Stichtag

22. Januar 1945 – Else Lasker-Schüler stirbt in Jerusalem

Zwei Ehen scheitern, der einzige Sohn stirbt früh nach schwerer Krankheit, aus der Heimat wird sie vertrieben und in der Fremde nie richtig heimisch. Aber die Phantasie ihrer märchenhaften Dichtung hilft Else Lasker-Schüler über manchen Schmerz hinweg.

Mit Gedichten wie "Ein alter Tibetteppich" (1910) wird die Dichterin zur zentralen Vertreterin der avantgardistischen Moderne und der expressionistischen Literatur in Deutschland. "Deine Seele, die die meine liebet, / Ist verwirkt mit ihr im Teppichtibet", heißt es in dem Text, in dem es auch um die Liebe zur poetischen Sprache geht. "Süßer Lamasohn auf Moschuspflanzenthron, / Wie lange küßt Dein Mund den meinen wohl / Und Wang an Wang buntgeknüpfte Zeiten schon?".

Erweckung in Berlin

Geboren wird Lasker-Schüler 1869 als Spross einer jüdischen Familie in Elberfeld bei Wuppertal. Später wird sie den Ort zur Stadt Theben und sich zum Prinzen Jussuf verklären. Der Vater, ein Privatbankier, vererbt ihr das Zeichentalent, mit der Mutter dichtet sie schon früh. Ihr Großvater ist Rabbiner – das zentrale Motiv der Liebe wird in ihrer Lyrik immer wieder mit religiösen Motiven verknüpft.

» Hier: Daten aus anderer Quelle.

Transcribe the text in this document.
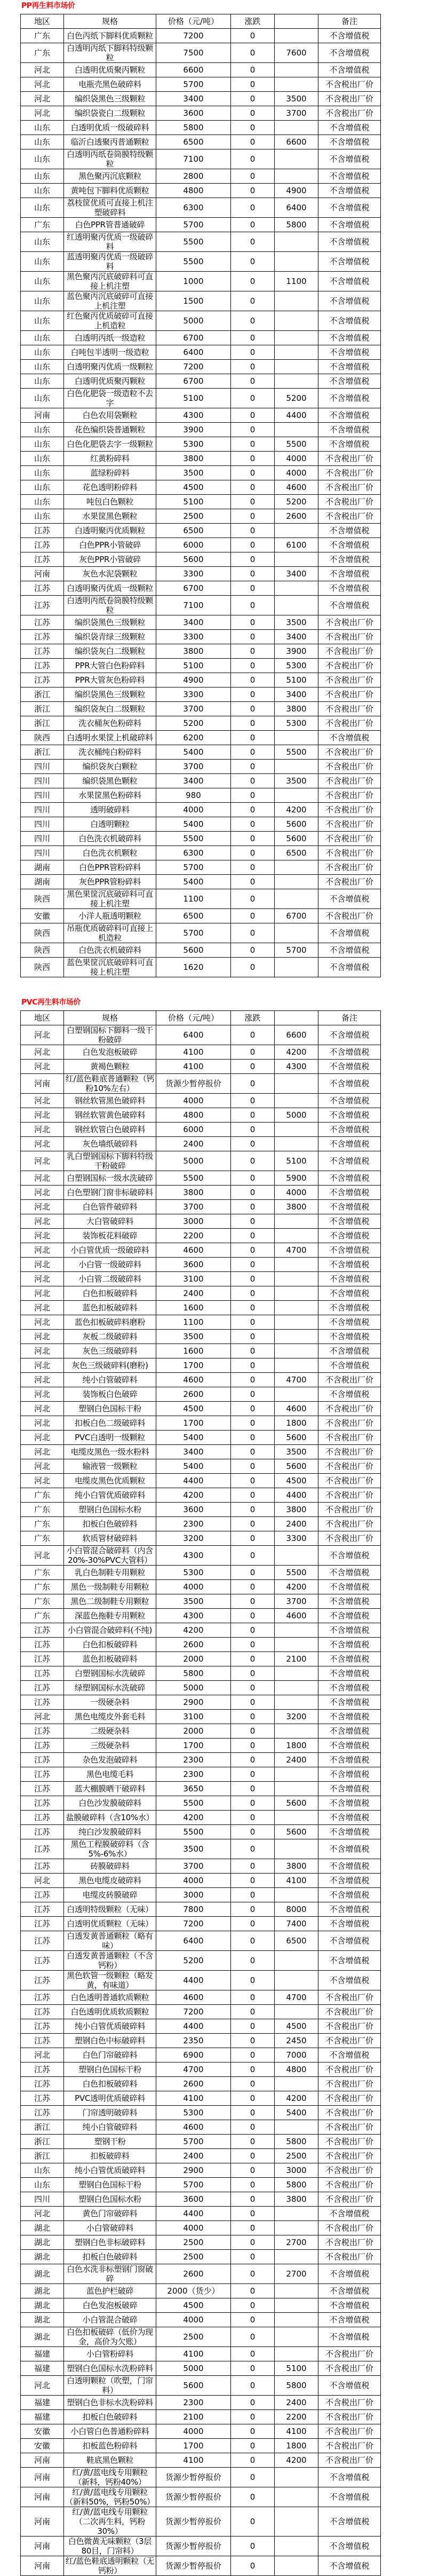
PP再生料市场价
地区	规格	价格（元/吨）	涨跌		备注
广东	白色丙纸下脚料优质颗粒	7200	0		不含增值税
广东	白透明丙纸下脚料特级颗粒	7500	0	7600	不含增值税
河北	白透明优质聚丙颗粒	6600	0		不含增值税
河北	电瓶壳黑色破碎料	5700	0		不含税出厂价
河北	编织袋黑色三级颗粒	3400	0	3500	不含税出厂价
河北	编织袋瓷白二级颗粒	3600	0	3700	不含税出厂价
山东	白透明优质一级破碎料	5800	0		不含增值税
山东	临沂白透聚丙普通颗粒	6500	0	6600	不含增值税
山东	白透明丙纸卷筒膜特级颗粒	7100	0		不含增值税
山东	黑色聚丙沉底颗粒	2800	0		不含增值税
山东	黄吨包下脚料优质颗粒	4800	0	4900	不含增值税
山东	荔枝筐优质可直接上机注塑破碎料	6300	0	6400	不含增值税
广东	白色PPR管普通破碎	5700	0	5800	不含增值税
山东	红透明聚丙优质一级破碎料	5500	0		不含增值税
山东	蓝透明聚丙优质一级破碎料	5500	0		不含增值税
山东	黑色聚丙沉底破碎料可直接上机注塑	1000	0	1100	不含增值税
山东	蓝色聚丙沉底破碎可直接上机注塑	1500	0		不含增值税
山东	红色聚丙优质破碎可直接上机造粒	5000	0		不含增值税
山东	白透明丙纸一级造粒	6700	0		不含增值税
山东	白吨包半透明一级造粒	6400	0		不含增值税
山东	白透明聚丙优质一级颗粒	7200	0		不含增值税
山东	白透明优质聚丙颗粒	6700	0		不含增值税
山东	白色化肥袋一级造粒不去字	5100	0	5200	不含增值税
河南	白色农用袋颗粒	4300	0	4400	不含增值税
山东	花色编织袋普通颗粒	3900	0		不含增值税
山东	白色化肥袋去字一级颗粒	5300	0	5500	不含增值税
山东	红黄粉碎料	3800	0	4000	不含税出厂价
山东	蓝绿粉碎料	3500	0	4000	不含税出厂价
山东	花色透明粉碎料	4500	0	4600	不含税出厂价
山东	吨包白色颗粒	5100	0	5200	不含税出厂价
山东	水果筐黑色颗粒	2500	0	2600	不含税出厂价
江苏	白透明聚丙优质颗粒	6500	0		不含增值税
江苏	白色PPR小管破碎	6000	0	6100	不含增值税
江苏	灰色PPR小管破碎	5600	0		不含增值税
河南	灰色水泥袋颗粒	3300	0	3400	不含增值税
江苏	白透明聚丙优质一级颗粒	6700	0		不含增值税
江苏	白透明丙纸卷筒膜特级颗粒	7100	0		不含增值税
江苏	编织袋黑色三级颗粒	3400	0	3500	不含税出厂价
江苏	编织袋青绿三级颗粒	3300	0	3400	不含税出厂价
江苏	编织袋灰白二级颗粒	3800	0	3900	不含税出厂价
江苏	PPR大管白色粉碎料	5100	0	5300	不含税出厂价
江苏	PPR大管灰色粉碎料	4900	0	5100	不含税出厂价
浙江	编织袋黑色三级颗粒	3300	0	3400	不含税出厂价
浙江	编织袋灰白二级颗粒	3700	0	3800	不含税出厂价
浙江	洗衣桶灰色粉碎料	5200	0	5300	不含税出厂价
陕西	白透明水果筐上机破碎料	6200	0		不含增值税
浙江	洗衣桶纯白粉碎料	5400	0	5500	不含税出厂价
四川	编织袋灰白颗粒	3700	0		不含税出厂价
四川	编织袋黑色颗粒	3400	0	3500	不含税出厂价
四川	水果筐黑色粉碎料	980	0		不含税出厂价
四川	透明破碎料	4000	0	4200	不含税出厂价
四川	白透明颗粒	5400	0	5600	不含税出厂价
四川	白色洗衣机破碎料	5500	0	5600	不含税出厂价
四川	白色洗衣机颗粒	6300	0	6500	不含税出厂价
湖南	白色PPR管粉碎料	5700	0		不含税出厂价
湖南	灰色PPR管粉碎料	5400	0		不含税出厂价
陕西	黑色果筐沉底破碎料可直接上机注塑	1100	0		不含增值税
安徽	小洋人瓶透明颗粒	6500	0	6700	不含税出厂价
陕西	吊瓶优质破碎料可直接上机造粒	5700	0		不含增值税
陕西	白色洗衣机破碎料	5600	0	5700	不含增值税
陕西	蓝色果筐沉底破碎料可直接上机注塑	1620	0		不含增值税
PVC再生料市场价
地区	规格	价格（元/吨）	涨跌		备注
河北	白塑钢国标下脚料一级干粉破碎	6400	0	6600	不含增值税
河北	白色发泡板破碎	4100	0	4200	不含增值税
河北	黄褐色颗粒	4100	0	4300	不含增值税
河南	红/蓝色鞋底普通颗粒（钙粉10%左右）	货源少暂停报价	0		不含增值税
河北	钢丝软管黑色破碎料	4000	0		不含增值税
河北	钢丝软管黄色破碎料	4800	0	5000	不含增值税
河北	钢丝软管白色破碎料	6000	0		不含增值税
河北	灰色墙纸破碎料	2400	0		不含增值税
河北	乳白塑钢国标下脚料特级干粉破碎	5000	0	5100	不含增值税
河北	白塑钢国标一级水洗破碎	5500	0	5900	不含增值税
河北	白色塑钢门窗非标破碎料	3800	0	4000	不含增值税
河北	白色管件破碎料	3700	0	3800	不含增值税
河北	大白管破碎料	3000	0		不含增值税
河北	装饰板花料破碎	2200	0		不含增值税
河北	小白管优质一级破碎料	4600	0	4700	不含增值税
河北	小白管一级破碎料	3600	0		不含增值税
河北	小白管二级破碎料	3100	0		不含增值税
河北	白色扣板破碎料	2400	0		不含增值税
河北	蓝色扣板破碎料	1600	0		不含增值税
河北	蓝色扣板破碎料磨粉	1100	0		不含增值税
河北	灰板二级破碎料	3500	0		不含增值税
河北	灰色三级破碎料	1600	0		不含增值税
河北	灰色三级破碎料(磨粉)	1700	0		不含增值税
河北	纯小白管破碎料	4600	0	4700	不含税出厂价
河北	装饰板白色破碎	2600	0		不含增值税
河北	塑钢白色国标干粉	4500	0	4600	不含税出厂价
河北	扣板白色二级破碎料	1700	0	1800	不含税出厂价
河北	PVC白透明一级颗粒	5400	0	5600	不含税出厂价
河北	电缆皮黑色一级水粉料	3400	0	3500	不含税出厂价
河北	输液管一级颗粒	5400	0	5600	不含税出厂价
河北	电缆皮黑色优质颗粒	4400	0	4500	不含税出厂价
广东	纯小白管优质破碎料	4200	0	4400	不含税出厂价
广东	塑钢白色国标水粉	3600	0	3800	不含税出厂价
广东	扣板白色破碎料	2300	0	2400	不含税出厂价
广东	软质管材破碎料	3200	0	3300	不含税出厂价
河北	小白管混合破碎料（内含20%-30%PVC大管料）	4300	0		不含增值税
广东	乳白色制鞋专用颗粒	5300	0	5500	不含增值税
广东	黑色一级制鞋专用颗粒	4000	0	4200	不含增值税
广东	黑色二级制鞋专用颗粒	3500	0	3700	不含增值税
广东	深蓝色拖鞋专用颗粒	4300	0	4600	不含增值税
江苏	小白管混合破碎料(不纯)	4200	0		不含增值税
江苏	白色扣板破碎料	2600	0		不含增值税
江苏	蓝色扣板破碎料	2000	0	2100	不含增值税
江苏	白塑钢国标水洗破碎	5800	0		不含增值税
江苏	绿塑钢国标水洗破碎	5000	0		不含增值税
江苏	一级硬杂料	2900	0		不含增值税
河北	黑色电缆皮外套毛料	3100	0	3200	不含增值税
江苏	二级硬杂料	2000	0		不含增值税
江苏	三级硬杂料	1700	0	1800	不含增值税
江苏	杂色发泡破碎料	2300	0	2400	不含增值税
江苏	黑色电缆毛料	2300	0		不含增值税
江苏	蓝大棚膜晒干破碎料	3650	0		不含增值税
江苏	白色沙发膜破碎料	5500	0	5600	不含增值税
江苏	盐膜破碎料（含10%水）	4200	0		不含增值税
江苏	纯白沙发膜破碎料	5500	0	5600	不含增值税
江苏	黑色工程膜破碎料（含5%-6%水）	3500	0		不含增值税
江苏	砖膜破碎料	3700	0	3800	不含增值税
河北	黑色电缆皮破碎料	4000	0	4100	不含增值税
江苏	电缆皮砖膜破碎	3000	0		不含增值税
江苏	白透明特级颗粒（无味）	7800	0	8000	不含增值税
江苏	白透明优质颗粒（无味）	7200	0	7400	不含增值税
江苏	白透发黄普通颗粒（略有味）	6400	0	6500	不含增值税
江苏	白透发黄普通颗粒（不含钙粉）	5200	0		不含增值税
江苏	黑色软管一级颗粒（略发黄，有味道）	4400	0		不含增值税
江苏	白色透明普通软质颗粒	4600	0	4700	不含税出厂价
江苏	白色透明优质软质颗粒	7200	0		不含税出厂价
江苏	纯小白管优质破碎料	4400	0	4500	不含税出厂价
江苏	塑钢白色中标破碎料	2350	0	2450	不含税出厂价
河北	白色门帘破碎料	6900	0	7000	不含增值税
江苏	塑钢白色国标干粉	4700	0	4800	不含税出厂价
江苏	白色扣板破碎料	2600	0		不含税出厂价
江苏	PVC透明优质破碎料	4100	0	4200	不含税出厂价
江苏	门帘透明破碎料	5300	0	5400	不含税出厂价
浙江	纯小白管破碎料	4600	0		不含税出厂价
浙江	塑钢干粉	5700	0	5800	不含税出厂价
浙江	扣板破碎料	2400	0	2500	不含税出厂价
山东	纯小白管优质破碎料	2900	0	3000	不含税出厂价
山东	塑钢白色国标干粉	5700	0	5800	不含税出厂价
四川	塑钢白色国标水粉	3600	0	3800	不含税出厂价
河北	黄色门帘破碎料	4400	0		不含增值税
湖北	小白管破碎料	4000	0		不含税出厂价
湖北	塑钢白色非标破碎料	2500	0	2700	不含税出厂价
湖北	扣板白色破碎料	2500	0		不含税出厂价
湖北	白色水洗非标塑钢门窗破碎	2600	0	2700	不含增值税
湖北	蓝色护栏破碎	2000（货少）	0		不含增值税
湖北	白色发泡板破碎	4500	0		不含增值税
湖北	小白管混合破碎	4000	0		不含增值税
湖北	白色扣板破碎（低价为现金，高价为欠账）	2500	0		不含增值税
福建	小白管粉碎料	4100	0		不含税出厂价
福建	塑钢白色国标水洗粉碎料	5000	0	5100	不含税出厂价
河北	白透明颗粒（吹塑，门帘料）	5600	0	5800	不含增值税
福建	塑钢白色非标水洗粉碎料	2300	0	2400	不含税出厂价
福建	扣板白色破碎料	2100	0	2200	不含税出厂价
安徽	小白管白色普通粉碎料	4000	0	4100	不含税出厂价
安徽	扣板蓝色粉碎料	1700	0	1800	不含税出厂价
河南	鞋底黑色颗粒	4100	0	4200	不含税出厂价
河南	红/黄/蓝电线专用颗粒（新料，钙粉40%）	货源少暂停报价	0		不含增值税
河南	红/黄/蓝电线专用颗粒（新料50%，钙粉50%）	货源少暂停报价	0		不含增值税
河南	红/黄/蓝电线专用颗粒（二次再生料，钙粉30%）	货源少暂停报价	0		不含增值税
河南	白色微黄无味颗粒（3层80目，门帘料）	货源少暂停报价	0		不含增值税
河南	红/蓝色鞋底透明颗粒（无钙粉）	货源少暂停报价	0		不含增值税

1894 heiratet sie den Arzt Jonathan Berthold Lasker und geht mit ihm nach Berlin. Hier wird Lasker-Schüler zum ständigen Gast der literarischen Cafés, wo, wie sie einmal sagt, ihre "Erweckung" zur Dichterin stattfindet. Hierzu trägt nicht zuletzt ihr zweiter Ehemann Herwarth Walden bei, den sie nach ihrer Scheidung 1903 noch im selben Jahr heiratet und der ab 1910 die expressionistische Zeitschrift "Der Sturm" herausgibt. Wichtig ist aber auch der westfälische Dichter Peter Hille, den Lasker-Schüler den "schwarzen Schwan Israels" nennt.

Vagabundin in Pluderhosen

1901 veröffentlicht Lasker Schüler ihren ersten Gedichtband "Styx". Fünf Jahre später kommt mit dem "Peter-Hille-Buch“ ihr erstes Prosawerk heraus, 1909 das vom Industriemilieu ihrer Herkunftsstadt geprägte Schauspiel "Die Wupper". Da ist Lasker Schüler im literarischen Leben längst etabliert – auch wenn sie oftmals das Leben einer Vagabundin führt, auf Parkbänken schläft und mit ihren Pluderhosen, extravaganten Obergewändern und ihrem Modeschmuck in der Stadt wie ein Fremdkörper wirkt. "Man konnte weder damals noch später mit ihr über die Straße gehen, ohne dass alle Welt stillstand und ihr nachsah", erinnert sich Gottfried Benn, zu dem sich nach 1912 eine innige Beziehung entwickelt, die sich in zahlreichen Liebesgedichten wiederspiegelt.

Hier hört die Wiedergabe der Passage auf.